"...another creature flashed into sight on a metal plate and stalked toward the room beyond."
- Poul Anderson, "Interloper" IN Anderson, Fantasy (New York, 1981), pp. 178-210 AT p. 195.
"Interloper" was originally published in The Magazine of Fantasy and Science Fiction in 1959, when I was ten. Children of a later generation can hardly read the half sentence quoted above without thinking, "Star Trek! Transporter!" - although the original sf term would have been either "teleporter" or "matter transmitter." (The Justice League of America even came up with "transmatter.")
We might also think, "Beam me up, Scotty!" That phrase was used ironically at the end of a realistic British TV drama about redundancy and unemployment. There was no way that the character saying it was going to disappear. But, if he had disappeared from Liverpool Docks to reappear in the transporter room of the Starship Enterprise, that would have been a crossover.
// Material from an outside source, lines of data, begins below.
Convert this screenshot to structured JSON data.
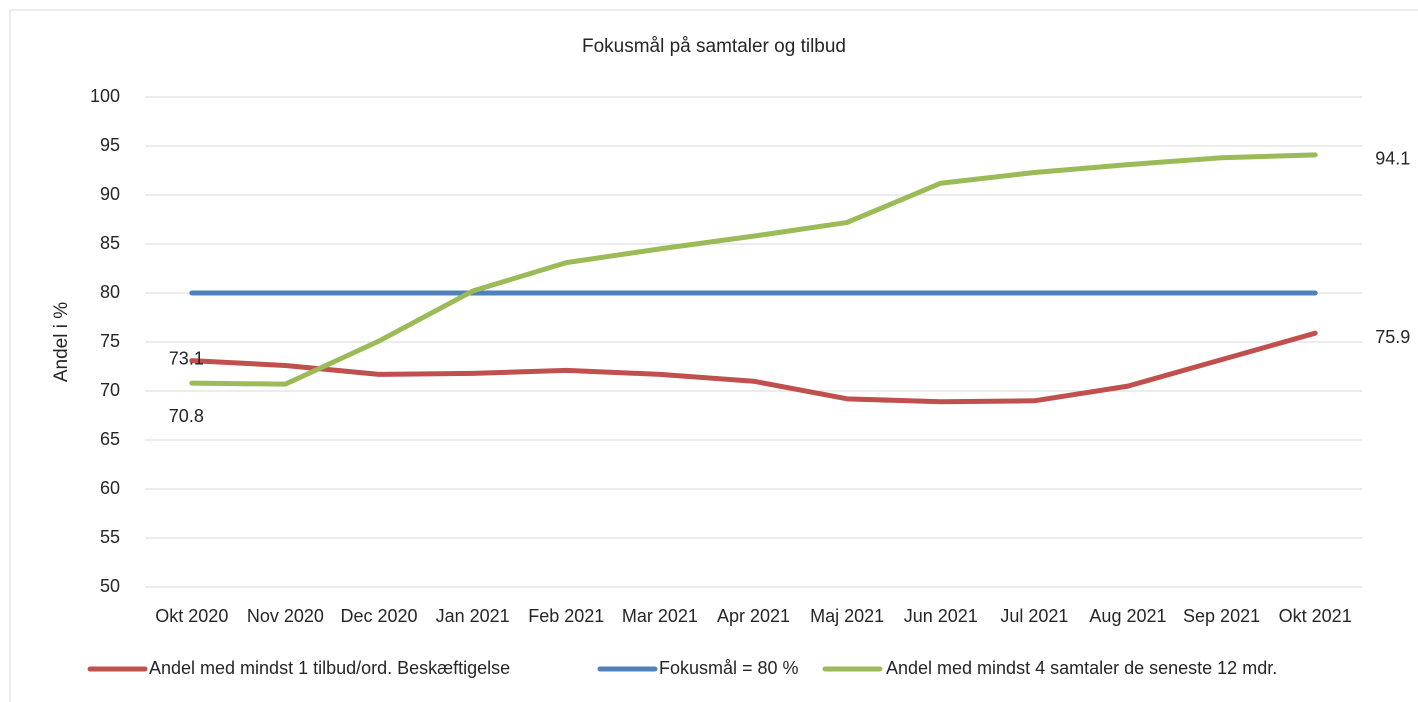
{
  "chart_data": {
    "type": "line",
    "title": "Fokusmål på samtaler og tilbud",
    "y_label": "Andel i %",
    "categories": [
      "Okt 2020",
      "Nov 2020",
      "Dec 2020",
      "Jan 2021",
      "Feb 2021",
      "Mar 2021",
      "Apr 2021",
      "Maj 2021",
      "Jun 2021",
      "Jul 2021",
      "Aug 2021",
      "Sep 2021",
      "Okt 2021"
    ],
    "series": [
      {
        "name": "Andel med mindst 1 tilbud/ord. Beskæftigelse",
        "color": "#c0504d",
        "values": [
          73.1,
          72.6,
          71.7,
          71.8,
          72.1,
          71.7,
          71.0,
          69.2,
          68.9,
          69.0,
          70.5,
          73.2,
          75.9
        ],
        "value_labels": [
          "73.1",
          null,
          null,
          null,
          null,
          null,
          null,
          null,
          null,
          null,
          null,
          null,
          "75.9"
        ]
      },
      {
        "name": "Fokusmål = 80 %",
        "color": "#4f81bd",
        "values": [
          80,
          80,
          80,
          80,
          80,
          80,
          80,
          80,
          80,
          80,
          80,
          80,
          80
        ]
      },
      {
        "name": "Andel med mindst 4 samtaler de seneste 12 mdr.",
        "color": "#9bbb59",
        "values": [
          70.8,
          70.7,
          75.1,
          80.2,
          83.1,
          84.5,
          85.8,
          87.2,
          91.2,
          92.3,
          93.1,
          93.8,
          94.1
        ],
        "value_labels": [
          "70.8",
          null,
          null,
          null,
          null,
          null,
          null,
          null,
          null,
          null,
          null,
          null,
          "94.1"
        ]
      }
    ],
    "ylim": [
      50,
      100
    ],
    "yticks": [
      50,
      55,
      60,
      65,
      70,
      75,
      80,
      85,
      90,
      95,
      100
    ],
    "grid": true,
    "legend": "bottom"
  }
}
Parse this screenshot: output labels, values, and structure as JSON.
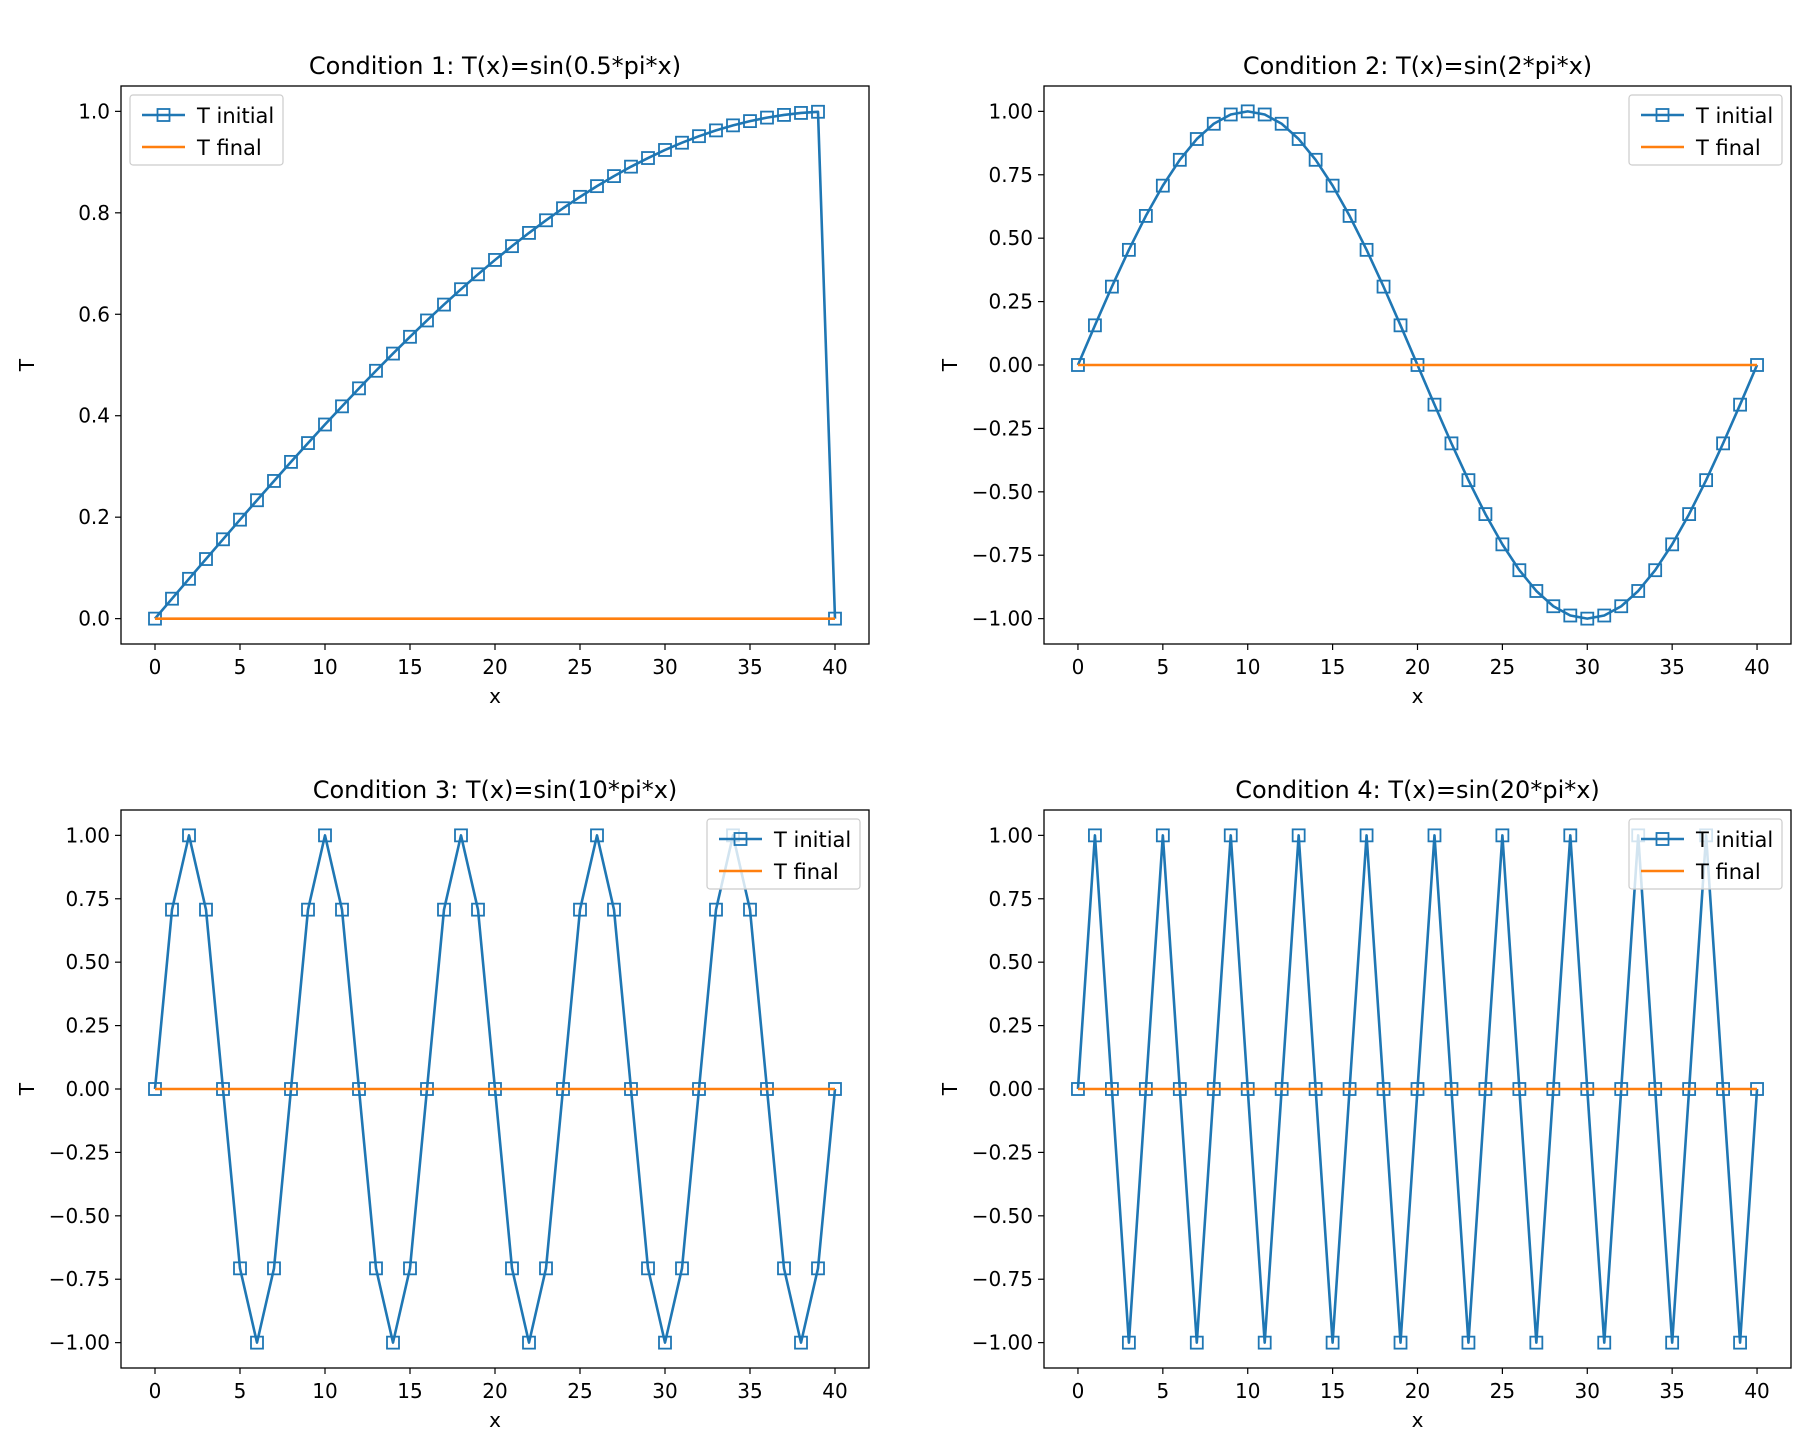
{
  "chart_data": [
    {
      "type": "line",
      "title": "Condition 1: T(x)=sin(0.5*pi*x)",
      "xlabel": "x",
      "ylabel": "T",
      "xlim": [
        -2,
        42
      ],
      "ylim": [
        -0.05,
        1.05
      ],
      "xticks": [
        0,
        5,
        10,
        15,
        20,
        25,
        30,
        35,
        40
      ],
      "xtick_labels": [
        "0",
        "5",
        "10",
        "15",
        "20",
        "25",
        "30",
        "35",
        "40"
      ],
      "yticks": [
        0,
        0.2,
        0.4,
        0.6,
        0.8,
        1.0
      ],
      "ytick_labels": [
        "0.0",
        "0.2",
        "0.4",
        "0.6",
        "0.8",
        "1.0"
      ],
      "legend_position": "upper-left",
      "series": [
        {
          "name": "T initial",
          "color": "#1f77b4",
          "marker": "square",
          "x": [
            0,
            1,
            2,
            3,
            4,
            5,
            6,
            7,
            8,
            9,
            10,
            11,
            12,
            13,
            14,
            15,
            16,
            17,
            18,
            19,
            20,
            21,
            22,
            23,
            24,
            25,
            26,
            27,
            28,
            29,
            30,
            31,
            32,
            33,
            34,
            35,
            36,
            37,
            38,
            39,
            40
          ],
          "y": [
            0,
            0.0393,
            0.0785,
            0.1175,
            0.1564,
            0.1951,
            0.2334,
            0.2714,
            0.309,
            0.3461,
            0.3827,
            0.4185,
            0.454,
            0.4886,
            0.5225,
            0.5556,
            0.5878,
            0.6191,
            0.6494,
            0.6788,
            0.7071,
            0.7343,
            0.7604,
            0.7853,
            0.809,
            0.8315,
            0.8526,
            0.8724,
            0.891,
            0.908,
            0.9239,
            0.9382,
            0.9511,
            0.9625,
            0.9724,
            0.9808,
            0.9877,
            0.993,
            0.9969,
            0.9992,
            0
          ]
        },
        {
          "name": "T final",
          "color": "#ff7f0e",
          "marker": "none",
          "x": [
            0,
            40
          ],
          "y": [
            0,
            0
          ]
        }
      ]
    },
    {
      "type": "line",
      "title": "Condition 2: T(x)=sin(2*pi*x)",
      "xlabel": "x",
      "ylabel": "T",
      "xlim": [
        -2,
        42
      ],
      "ylim": [
        -1.1,
        1.1
      ],
      "xticks": [
        0,
        5,
        10,
        15,
        20,
        25,
        30,
        35,
        40
      ],
      "xtick_labels": [
        "0",
        "5",
        "10",
        "15",
        "20",
        "25",
        "30",
        "35",
        "40"
      ],
      "yticks": [
        -1.0,
        -0.75,
        -0.5,
        -0.25,
        0,
        0.25,
        0.5,
        0.75,
        1.0
      ],
      "ytick_labels": [
        "−1.00",
        "−0.75",
        "−0.50",
        "−0.25",
        "0.00",
        "0.25",
        "0.50",
        "0.75",
        "1.00"
      ],
      "legend_position": "upper-right",
      "series": [
        {
          "name": "T initial",
          "color": "#1f77b4",
          "marker": "square",
          "x": [
            0,
            1,
            2,
            3,
            4,
            5,
            6,
            7,
            8,
            9,
            10,
            11,
            12,
            13,
            14,
            15,
            16,
            17,
            18,
            19,
            20,
            21,
            22,
            23,
            24,
            25,
            26,
            27,
            28,
            29,
            30,
            31,
            32,
            33,
            34,
            35,
            36,
            37,
            38,
            39,
            40
          ],
          "y": [
            0,
            0.1564,
            0.309,
            0.454,
            0.5878,
            0.7071,
            0.809,
            0.891,
            0.9511,
            0.9877,
            1,
            0.9877,
            0.9511,
            0.891,
            0.809,
            0.7071,
            0.5878,
            0.454,
            0.309,
            0.1564,
            0,
            -0.1564,
            -0.309,
            -0.454,
            -0.5878,
            -0.7071,
            -0.809,
            -0.891,
            -0.9511,
            -0.9877,
            -1,
            -0.9877,
            -0.9511,
            -0.891,
            -0.809,
            -0.7071,
            -0.5878,
            -0.454,
            -0.309,
            -0.1564,
            0
          ]
        },
        {
          "name": "T final",
          "color": "#ff7f0e",
          "marker": "none",
          "x": [
            0,
            40
          ],
          "y": [
            0,
            0
          ]
        }
      ]
    },
    {
      "type": "line",
      "title": "Condition 3: T(x)=sin(10*pi*x)",
      "xlabel": "x",
      "ylabel": "T",
      "xlim": [
        -2,
        42
      ],
      "ylim": [
        -1.1,
        1.1
      ],
      "xticks": [
        0,
        5,
        10,
        15,
        20,
        25,
        30,
        35,
        40
      ],
      "xtick_labels": [
        "0",
        "5",
        "10",
        "15",
        "20",
        "25",
        "30",
        "35",
        "40"
      ],
      "yticks": [
        -1.0,
        -0.75,
        -0.5,
        -0.25,
        0,
        0.25,
        0.5,
        0.75,
        1.0
      ],
      "ytick_labels": [
        "−1.00",
        "−0.75",
        "−0.50",
        "−0.25",
        "0.00",
        "0.25",
        "0.50",
        "0.75",
        "1.00"
      ],
      "legend_position": "upper-right",
      "series": [
        {
          "name": "T initial",
          "color": "#1f77b4",
          "marker": "square",
          "x": [
            0,
            1,
            2,
            3,
            4,
            5,
            6,
            7,
            8,
            9,
            10,
            11,
            12,
            13,
            14,
            15,
            16,
            17,
            18,
            19,
            20,
            21,
            22,
            23,
            24,
            25,
            26,
            27,
            28,
            29,
            30,
            31,
            32,
            33,
            34,
            35,
            36,
            37,
            38,
            39,
            40
          ],
          "y": [
            0,
            0.7071,
            1,
            0.7071,
            0,
            -0.7071,
            -1,
            -0.7071,
            0,
            0.7071,
            1,
            0.7071,
            0,
            -0.7071,
            -1,
            -0.7071,
            0,
            0.7071,
            1,
            0.7071,
            0,
            -0.7071,
            -1,
            -0.7071,
            0,
            0.7071,
            1,
            0.7071,
            0,
            -0.7071,
            -1,
            -0.7071,
            0,
            0.7071,
            1,
            0.7071,
            0,
            -0.7071,
            -1,
            -0.7071,
            0
          ]
        },
        {
          "name": "T final",
          "color": "#ff7f0e",
          "marker": "none",
          "x": [
            0,
            40
          ],
          "y": [
            0,
            0
          ]
        }
      ]
    },
    {
      "type": "line",
      "title": "Condition 4: T(x)=sin(20*pi*x)",
      "xlabel": "x",
      "ylabel": "T",
      "xlim": [
        -2,
        42
      ],
      "ylim": [
        -1.1,
        1.1
      ],
      "xticks": [
        0,
        5,
        10,
        15,
        20,
        25,
        30,
        35,
        40
      ],
      "xtick_labels": [
        "0",
        "5",
        "10",
        "15",
        "20",
        "25",
        "30",
        "35",
        "40"
      ],
      "yticks": [
        -1.0,
        -0.75,
        -0.5,
        -0.25,
        0,
        0.25,
        0.5,
        0.75,
        1.0
      ],
      "ytick_labels": [
        "−1.00",
        "−0.75",
        "−0.50",
        "−0.25",
        "0.00",
        "0.25",
        "0.50",
        "0.75",
        "1.00"
      ],
      "legend_position": "upper-right",
      "series": [
        {
          "name": "T initial",
          "color": "#1f77b4",
          "marker": "square",
          "x": [
            0,
            1,
            2,
            3,
            4,
            5,
            6,
            7,
            8,
            9,
            10,
            11,
            12,
            13,
            14,
            15,
            16,
            17,
            18,
            19,
            20,
            21,
            22,
            23,
            24,
            25,
            26,
            27,
            28,
            29,
            30,
            31,
            32,
            33,
            34,
            35,
            36,
            37,
            38,
            39,
            40
          ],
          "y": [
            0,
            1,
            0,
            -1,
            0,
            1,
            0,
            -1,
            0,
            1,
            0,
            -1,
            0,
            1,
            0,
            -1,
            0,
            1,
            0,
            -1,
            0,
            1,
            0,
            -1,
            0,
            1,
            0,
            -1,
            0,
            1,
            0,
            -1,
            0,
            1,
            0,
            -1,
            0,
            1,
            0,
            -1,
            0
          ]
        },
        {
          "name": "T final",
          "color": "#ff7f0e",
          "marker": "none",
          "x": [
            0,
            40
          ],
          "y": [
            0,
            0
          ]
        }
      ]
    }
  ]
}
In "Interloper," the viewpoint character, Beoric, surprised to see the creature flashing into sight, immediately deduces that his hosts have "'...somehow managed to apply the interstellar drive principle to short distances.'" (ibid.) He is told that, "'The true minimum distance is about a hundred miles...'" (p. 196) So this "transporter" or "teleporter" is an application of the faster than light (FTL) drive. Teleportation is far less common in sf than FTL and, when it does occur, it is not usually an application of the latter.
Beoric is also surprised to learn that his hosts can communicate telepathically across interplanetary distances. They are powerful indeed.